Les frais de personnel : près des deux-tiers de la valeur ajoutée

Sous l'angle des revenus, la valeur ajoutée se partage entre les différents types de revenus bruts de l'ensemble des secteurs et l'excédent brut d'exploitation (EBE). Les frais de personnels représentent 64 % de la valeur ajoutée, les impôts de la production et subvention d’exploitation comptant pour une faible part. Ils varient beaucoup selon le secteur d’activité. Ainsi, les frais de personnels ne représentent que 40 % de la valeur ajoutée dans le secteur très capitalistique des activités immobilières mais près de 80 % dans le secteur fortement employeur de l’hébergement et la restauration.

La maîtrise des frais de personnel est un objectif important pour le chef d’entreprise mais cette volonté est aussi dépendante de la politique économique du Gouvernement et ceci notamment par le biais du taux de crédit d’impôt pour la compétitivité et l’emploi (CICE), avantage fiscal jusqu’en 2018 dont bénéficiaient les entreprises employant des salariés. L’entrepreneur individuel, bien qu’il puisse comptabiliser une partie de ses revenus ou charges patronales obligatoires en charges de personnel, se rémunère le plus souvent sur le résultat de son entreprise sans retenir de charges de personnel.

Un taux de frais de personnel plus élevé en Guadeloupe

Le système productif de la Guadeloupe peut être comparé à ceux de la Guyane et de la Martinique (figure 4). En effet, ces économies sont proches en matière de spécialisation sectorielle. Cette spécialisation se mesure à l’aide de la répartition du chiffre d’affaires selon les secteurs. Les trois économies se caractérisent toutes par un poids important du commerce.

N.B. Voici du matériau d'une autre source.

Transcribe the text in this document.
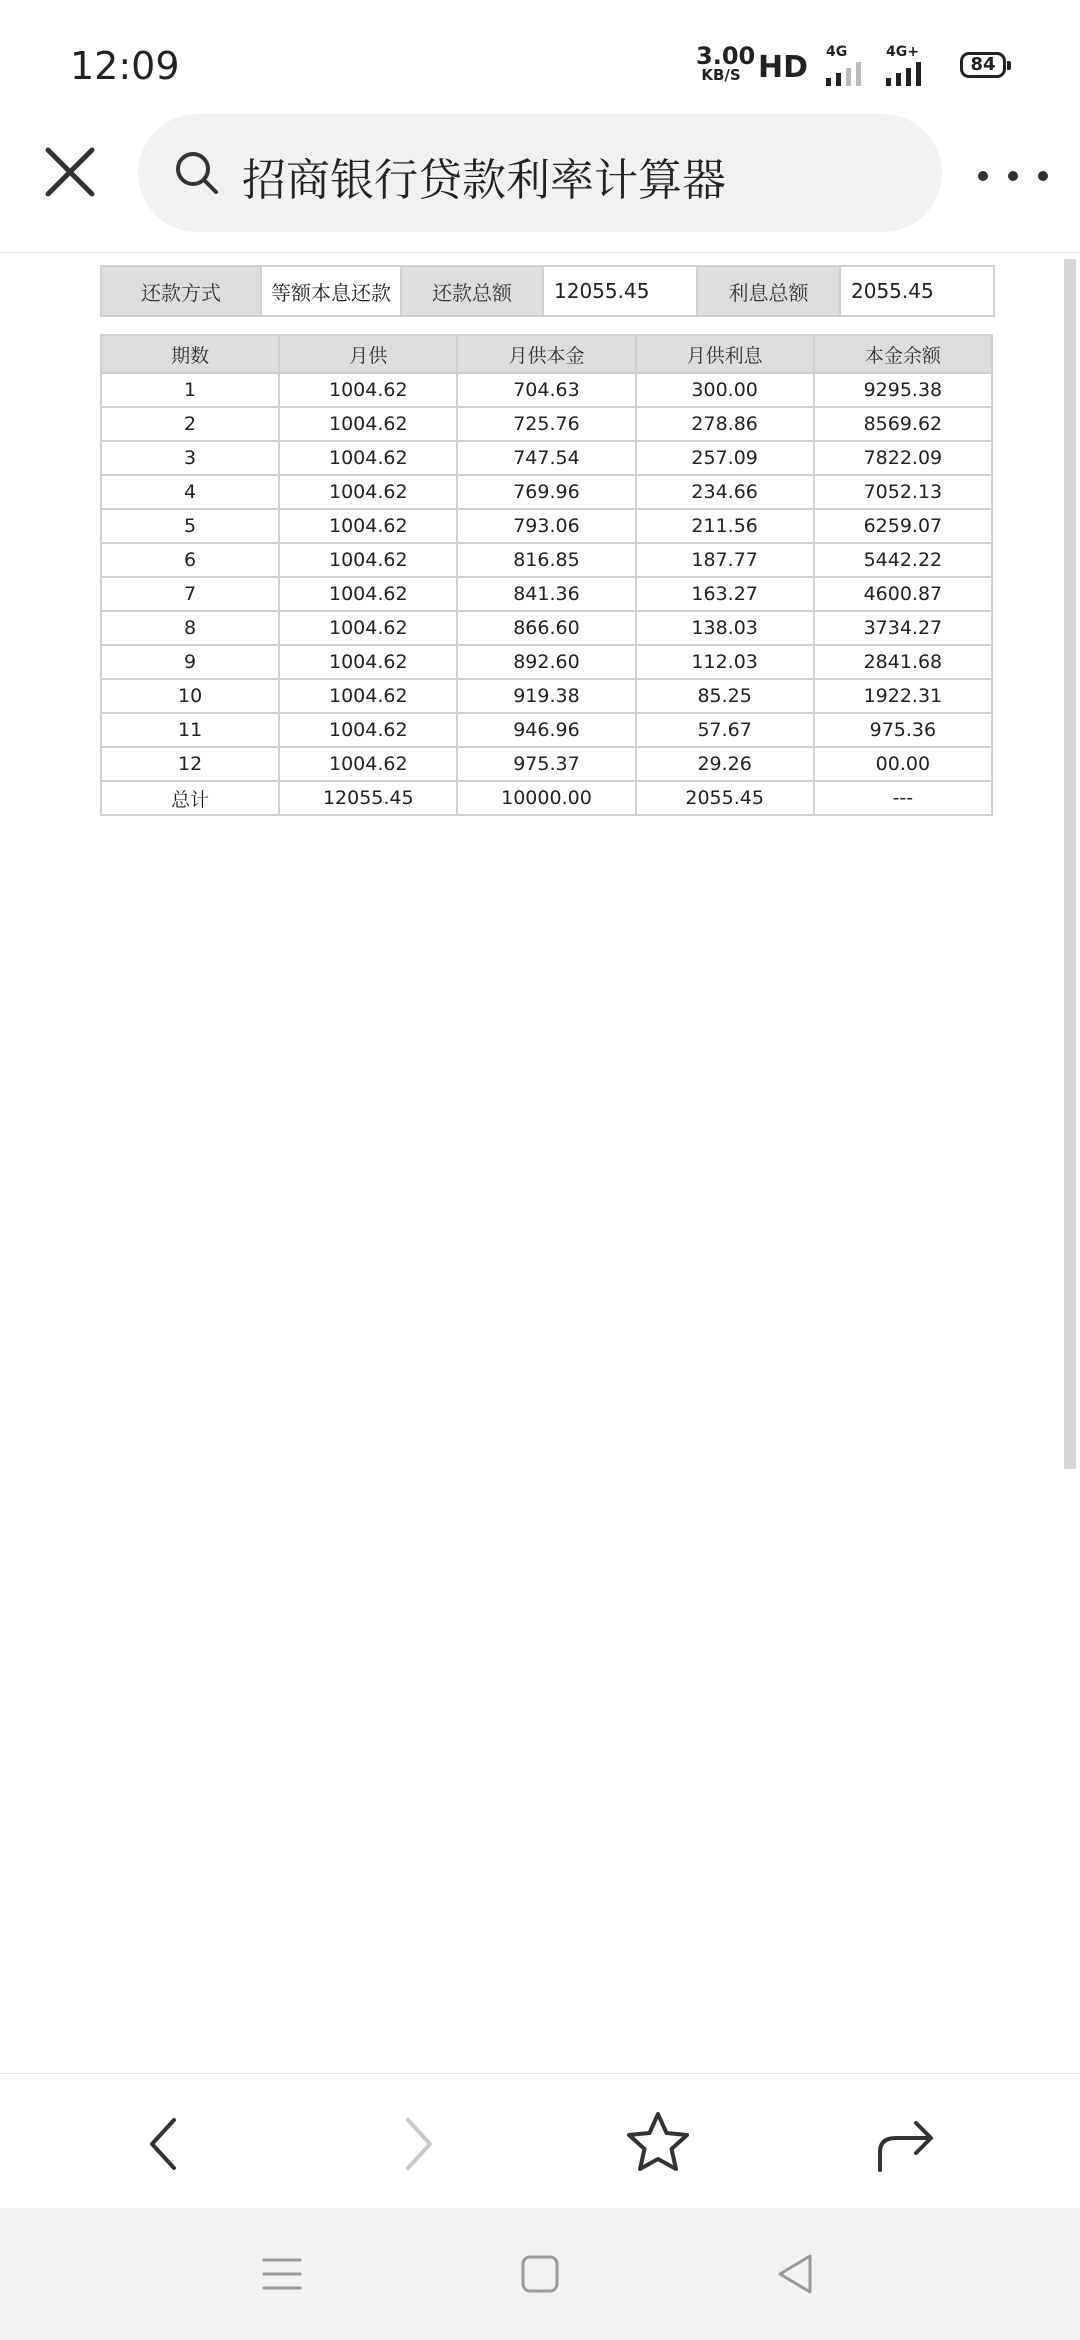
12:09	3.00
KB/S HD 4G	4G+
84
招商银行贷款利率计算器
还款方式	等额本息还款	还款总额	12055.45	利息总额	2055.45
期数	月供	月供本金	月供利息	本金余额
1	1004.62	704.63	300.00	9295.38
2	1004.62	725.76	278.86	8569.62
3	1004.62	747.54	257.09	7822.09
4	1004.62	769.96	234.66	7052.13
5	1004.62	793.06	211.56	6259.07
6	1004.62	816.85	187.77	5442.22
7	1004.62	841.36	163.27	4600.87
8	1004.62	866.60	138.03	3734.27
9	1004.62	892.60	112.03	2841.68
10	1004.62	919.38	85.25	1922.31
11	1004.62	946.96	57.67	975.36
12	1004.62	975.37	29.26	00.00
总计	12055.45	10000.00	2055.45	---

La Guadeloupe a la spécialisation la plus forte dans commerce. Ce secteur est fortement employeur et pourrait  en partie expliquer un taux de frais de personnels, plus élevé en Guadeloupe qu’en Martinique ou en Guyane. Il représente la moitié du chiffre d’affaires de ce territoire. En Guadeloupe, la rentabilité de ce secteur est bien plus faible qu’en Guyane mais plus élevé de 2 points qu’en Martinique (2018).

A l’inverse, l’économie martiniquaise a une spécialisation dans l’industrie plus marquée que dans les deux autres territoires. Avec une expansion démographique forte, la construction se distingue dans l’économie guyanaise.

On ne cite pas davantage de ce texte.